Epiphytosis et pièces annexes
Ces travaux sont une compilation de toutes mes pièces exécutées et forment ensemble une installation immersive où deux lignes directrices principales sont apportées à ma recherche artistique.
Ces deux notions sont issues du raisonnement anthropologique de Tim Ingold, qui décrit dans The Life of Lines deux entités : le blob et la ligne. Je peux expliquer brièvement ces deux concepts abstraits pour les associer plus tard à ma pratique artistique.
Le premier – loin d’être l’être vivant orange qui étend son corps pour trouver les ressources vivantes en un réseau complexe – est décrit comme une « masse » qui permet d’exécuter n’importe quelle action. Dans sa pensée, toute action a besoin d’au moins une source de masse ou d’énergie pour s’accomplir : c’est pourquoi Ingold appelle cette ressource primaire le blob.

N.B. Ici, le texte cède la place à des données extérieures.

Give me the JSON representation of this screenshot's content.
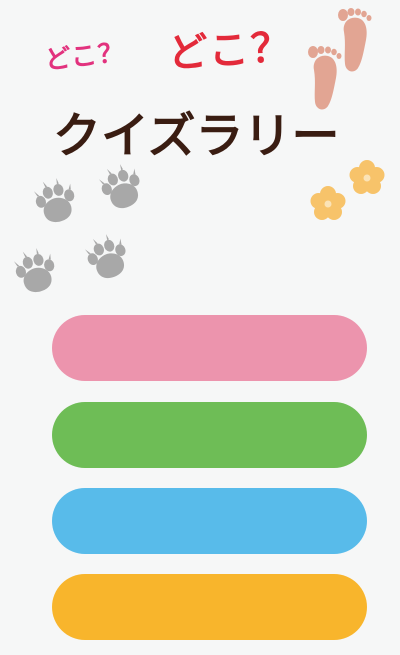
{
  "title": {
    "sub1": "どこ？",
    "sub2": "どこ？",
    "main": "クイズラリー"
  },
  "decorations": {
    "feet_icon": "footprints-icon",
    "paw_icon": "paw-print-icon",
    "flower_icon": "flower-icon"
  },
  "colors": {
    "background": "#f6f7f7",
    "title_sub1": "#e2327e",
    "title_sub2": "#e32a3a",
    "title_main": "#3a1d12",
    "feet": "#e2a593",
    "paw": "#a8a8a8",
    "flower": "#f7c36a"
  },
  "menu": {
    "buttons": [
      {
        "label": "",
        "color": "#ec94ad"
      },
      {
        "label": "",
        "color": "#6ebd56"
      },
      {
        "label": "",
        "color": "#58bbea"
      },
      {
        "label": "",
        "color": "#f8b52c"
      }
    ]
  }
}
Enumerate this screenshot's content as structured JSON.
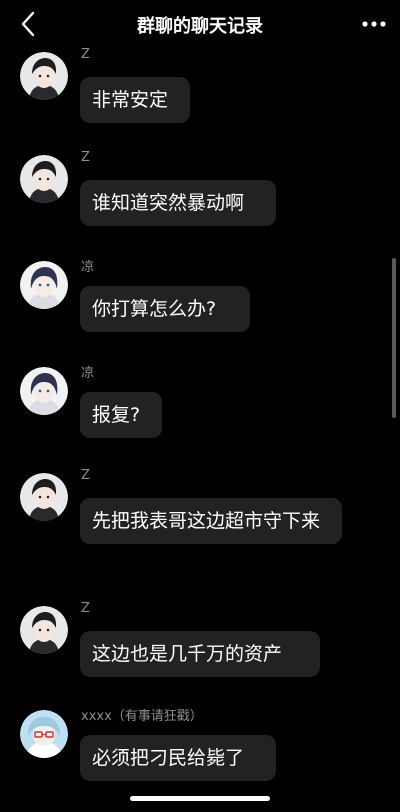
{
  "header": {
    "back_icon": "chevron-left-icon",
    "title": "群聊的聊天记录",
    "more_icon": "ellipsis-icon"
  },
  "messages": [
    {
      "sender": "Z",
      "avatar": "avatar-z",
      "text": "非常安定"
    },
    {
      "sender": "Z",
      "avatar": "avatar-z",
      "text": "谁知道突然暴动啊"
    },
    {
      "sender": "凉",
      "avatar": "avatar-liang",
      "text": "你打算怎么办?"
    },
    {
      "sender": "凉",
      "avatar": "avatar-liang",
      "text": "报复?"
    },
    {
      "sender": "Z",
      "avatar": "avatar-z",
      "text": "先把我表哥这边超市守下来"
    },
    {
      "sender": "Z",
      "avatar": "avatar-z",
      "text": "这边也是几千万的资产"
    },
    {
      "sender": "xxxx（有事请狂戳）",
      "avatar": "avatar-xxxx",
      "text": "必须把刁民给毙了"
    }
  ],
  "colors": {
    "background": "#000000",
    "bubble": "#222224",
    "sender_text": "#8e8e93",
    "text": "#ffffff"
  }
}
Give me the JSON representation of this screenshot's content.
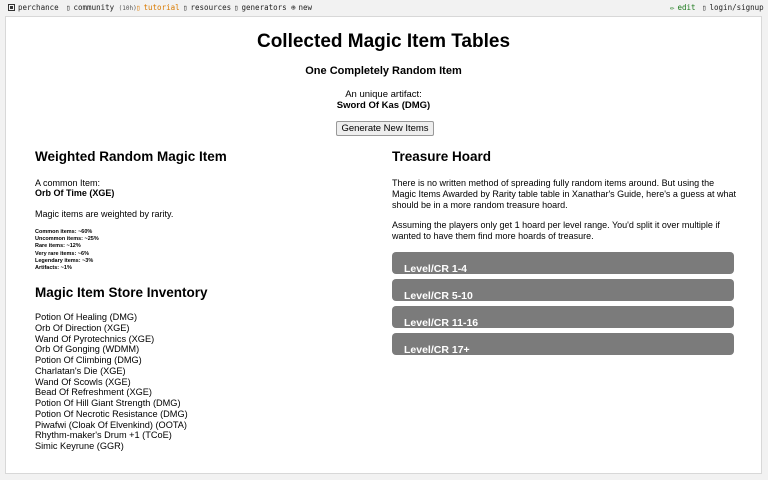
{
  "topbar": {
    "perchance": "perchance",
    "community": "community",
    "community_count": "(10h)",
    "tutorial": "tutorial",
    "resources": "resources",
    "generators": "generators",
    "new": "new",
    "edit": "edit",
    "login": "login/signup"
  },
  "page": {
    "title": "Collected Magic Item Tables",
    "subtitle": "One Completely Random Item",
    "artifact_label": "An unique artifact:",
    "artifact_name": "Sword Of Kas (DMG)",
    "generate_button": "Generate New Items"
  },
  "weighted": {
    "heading": "Weighted Random Magic Item",
    "common_label": "A common Item:",
    "common_item": "Orb Of Time (XGE)",
    "note": "Magic items are weighted by rarity.",
    "odds": [
      "Common items: ~60%",
      "Uncommon items: ~25%",
      "Rare items: ~12%",
      "Very rare items: ~6%",
      "Legendary items: ~3%",
      "Artifacts: ~1%"
    ]
  },
  "store": {
    "heading": "Magic Item Store Inventory",
    "items": [
      "Potion Of Healing (DMG)",
      "Orb Of Direction (XGE)",
      "Wand Of Pyrotechnics (XGE)",
      "Orb Of Gonging (WDMM)",
      "Potion Of Climbing (DMG)",
      "Charlatan's Die (XGE)",
      "Wand Of Scowls (XGE)",
      "Bead Of Refreshment (XGE)",
      "Potion Of Hill Giant Strength (DMG)",
      "Potion Of Necrotic Resistance (DMG)",
      "Piwafwi (Cloak Of Elvenkind) (OOTA)",
      "Rhythm-maker's Drum +1 (TCoE)",
      "Simic Keyrune (GGR)"
    ]
  },
  "hoard": {
    "heading": "Treasure Hoard",
    "para1": "There is no written method of spreading fully random items around. But using the Magic Items Awarded by Rarity table table in Xanathar's Guide, here's a guess at what should be in a more random treasure hoard.",
    "para2": "Assuming the players only get 1 hoard per level range. You'd split it over multiple if wanted to have them find more hoards of treasure.",
    "levels": [
      "Level/CR 1-4",
      "Level/CR 5-10",
      "Level/CR 11-16",
      "Level/CR 17+"
    ]
  },
  "colors": {
    "accent": "#d97a00",
    "edit": "#1c7a1c",
    "bar": "#7b7b7b"
  }
}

Le deuxième concept – la ligne – est tout vecteur pour promouvoir l’action. Dans la mesure où le blob est considéré comme une masse et une énergie, les lignes sont des actions liées par des blobs. Ils ont ce que les blobs n’ont pas : la dynamique. Donc, d’un côté nous avons la masse, la ressource, et de l’autre nous avons l’action et la dynamique dérivée de ces sources.
Ce schéma a été magnifiquement expliqué à travers une seule œuvre d’art dans son livre, une peinture d’Henri Matisse (Danse, 1909-1910) qui est affichée ci-dessous :
Le chercheur nous explique à travers ce tableau que même si nous semblons à la dérive en tant que créatures, nous faisons partie d’un maillage. Ce maillage (meshwork) entre blobs et lignes est bien visible dans l’œuvre de Matisse : le corps des danseurs est le blob tandis que leurs bras, les enchevêtrant dans une danse, sont les lignes exécutant l’action.

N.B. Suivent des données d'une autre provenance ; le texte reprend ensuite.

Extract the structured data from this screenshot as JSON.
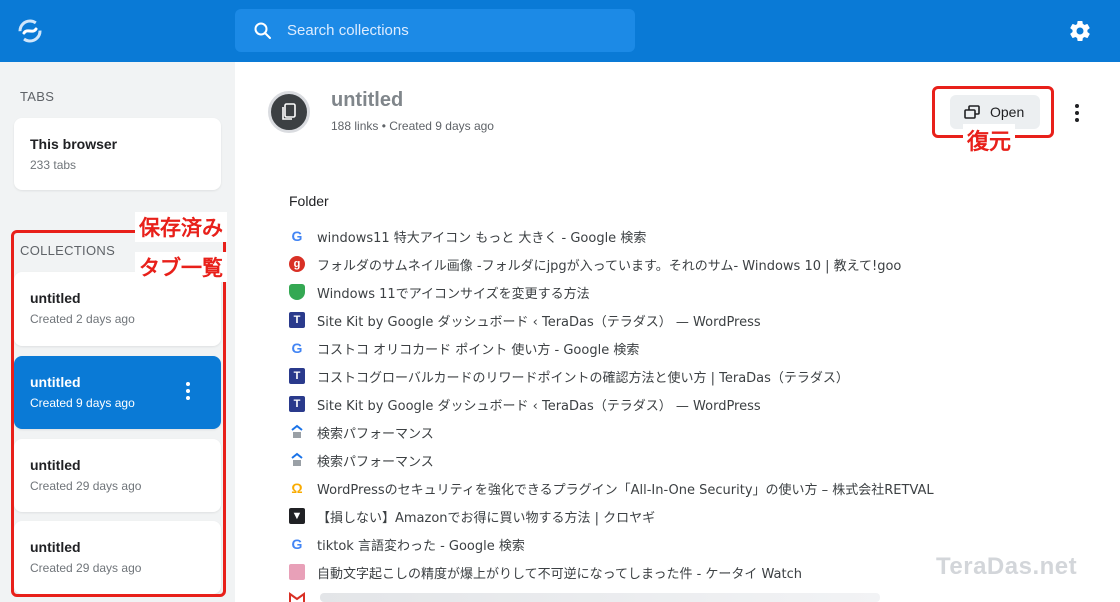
{
  "header": {
    "search_placeholder": "Search collections"
  },
  "sidebar": {
    "tabs_label": "TABS",
    "browser_card": {
      "title": "This browser",
      "subtitle": "233 tabs"
    },
    "collections_label": "COLLECTIONS",
    "collections": [
      {
        "title": "untitled",
        "subtitle": "Created 2 days ago"
      },
      {
        "title": "untitled",
        "subtitle": "Created 9 days ago",
        "active": true
      },
      {
        "title": "untitled",
        "subtitle": "Created 29 days ago"
      },
      {
        "title": "untitled",
        "subtitle": "Created 29 days ago"
      }
    ]
  },
  "main": {
    "title": "untitled",
    "meta": "188 links  •  Created 9 days ago",
    "open_label": "Open",
    "folder_label": "Folder",
    "links": [
      {
        "icon": "google-favicon",
        "text": "windows11 特大アイコン もっと 大きく - Google 検索"
      },
      {
        "icon": "red-circle-favicon",
        "text": "フォルダのサムネイル画像 -フォルダにjpgが入っています。それのサム- Windows 10 | 教えて!goo"
      },
      {
        "icon": "green-shield-favicon",
        "text": "Windows 11でアイコンサイズを変更する方法"
      },
      {
        "icon": "teradas-favicon",
        "text": "Site Kit by Google ダッシュボード ‹ TeraDas（テラダス） — WordPress"
      },
      {
        "icon": "google-favicon",
        "text": "コストコ オリコカード ポイント 使い方 - Google 検索"
      },
      {
        "icon": "teradas-favicon",
        "text": "コストコグローバルカードのリワードポイントの確認方法と使い方 | TeraDas（テラダス）"
      },
      {
        "icon": "teradas-favicon",
        "text": "Site Kit by Google ダッシュボード ‹ TeraDas（テラダス） — WordPress"
      },
      {
        "icon": "search-console-favicon",
        "text": "検索パフォーマンス"
      },
      {
        "icon": "search-console-favicon",
        "text": "検索パフォーマンス"
      },
      {
        "icon": "aio-security-favicon",
        "text": "WordPressのセキュリティを強化できるプラグイン「All-In-One Security」の使い方 – 株式会社RETVAL"
      },
      {
        "icon": "kuroyagi-favicon",
        "text": "【損しない】Amazonでお得に買い物する方法 | クロヤギ"
      },
      {
        "icon": "google-favicon",
        "text": "tiktok 言語変わった - Google 検索"
      },
      {
        "icon": "ktai-watch-favicon",
        "text": "自動文字起こしの精度が爆上がりして不可逆になってしまった件 - ケータイ Watch"
      }
    ]
  },
  "annotations": {
    "collections_note_line1": "保存済み",
    "collections_note_line2": "タブ一覧",
    "open_note": "復元"
  },
  "watermark": "TeraDas.net",
  "colors": {
    "header_blue": "#0a7ad6",
    "annotation_red": "#e8201a"
  }
}
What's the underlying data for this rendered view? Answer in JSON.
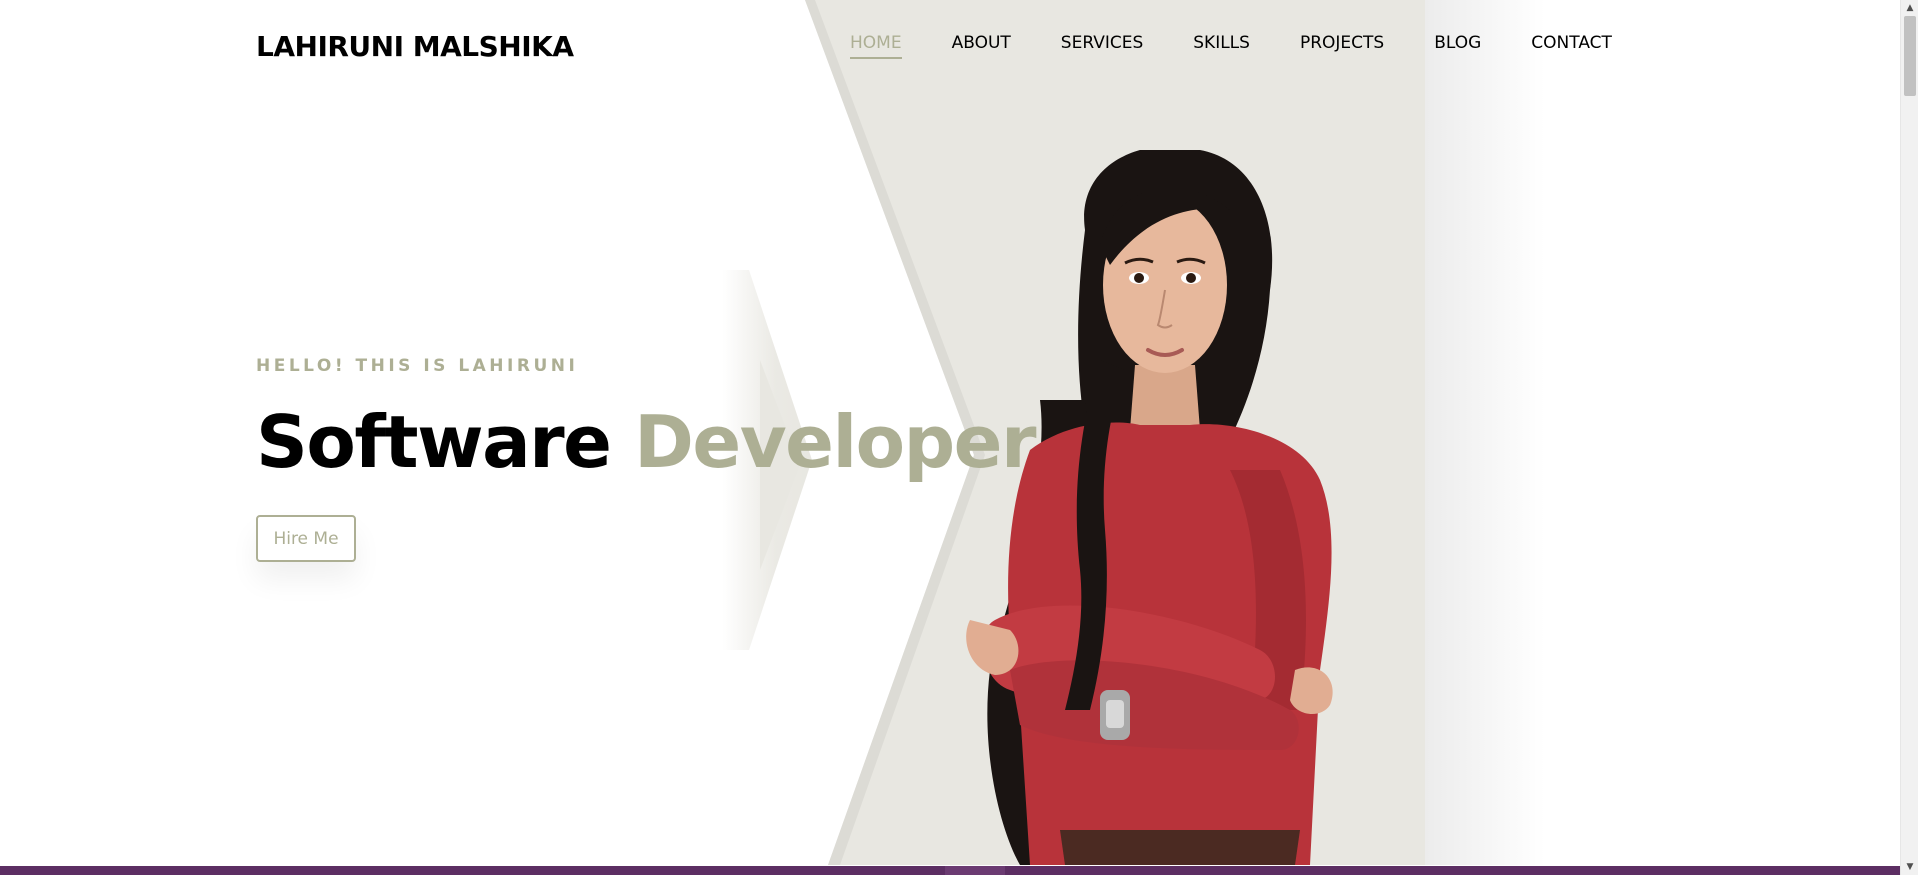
{
  "header": {
    "brand": "LAHIRUNI MALSHIKA",
    "nav": [
      {
        "label": "HOME",
        "active": true
      },
      {
        "label": "ABOUT",
        "active": false
      },
      {
        "label": "SERVICES",
        "active": false
      },
      {
        "label": "SKILLS",
        "active": false
      },
      {
        "label": "PROJECTS",
        "active": false
      },
      {
        "label": "BLOG",
        "active": false
      },
      {
        "label": "CONTACT",
        "active": false
      }
    ]
  },
  "hero": {
    "greeting": "HELLO! THIS IS LAHIRUNI",
    "title_part1": "Software",
    "title_part2": "Developer",
    "cta_label": "Hire Me",
    "portrait_icon": "person-portrait-icon"
  },
  "colors": {
    "accent": "#adaf94",
    "hero_panel": "#e8e7e1",
    "text": "#000000",
    "bottom_strip": "#5c2e63",
    "shirt": "#b8333a",
    "hair": "#1a1412",
    "skin": "#e7b89c"
  }
}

Maintenant, si nous revenons à mon travail Epiphytosis, ces trois notions : blob, lignes et maillage sont le fond de toute l’installation. En tant qu’étudiant en art je m’interroge sur notre appartenance au monde, spécialement du siècle dernier à l’époque contemporaine. La relation que nous entretenons avec la nature est un sujet qui anime tous mes intérêts et ma pratique personnelle. Quand je me rends compte que notre existence est complètement liée aux ressources dont nous avons besoin pour déployer chaque action de notre vie sur Terre, je me rends compte que le maillage est un schéma très délicat, et aussi en voie d’effondrement.
C’est pourquoi j’ai gardé ce titre (Epiphytosis) sur ma tête tout en tricotant toutes les pièces pour les lier ensemble dans un espace. Dans cette installation, ce que j’attends des visiteurs, c’est de vivre à des rythmes différents de ceux que nous utilisons pour vivre au quotidien – puisque l’ère industrielle nous a amenés à accélérer nos vies et donc la consommation des ressources de la Terre.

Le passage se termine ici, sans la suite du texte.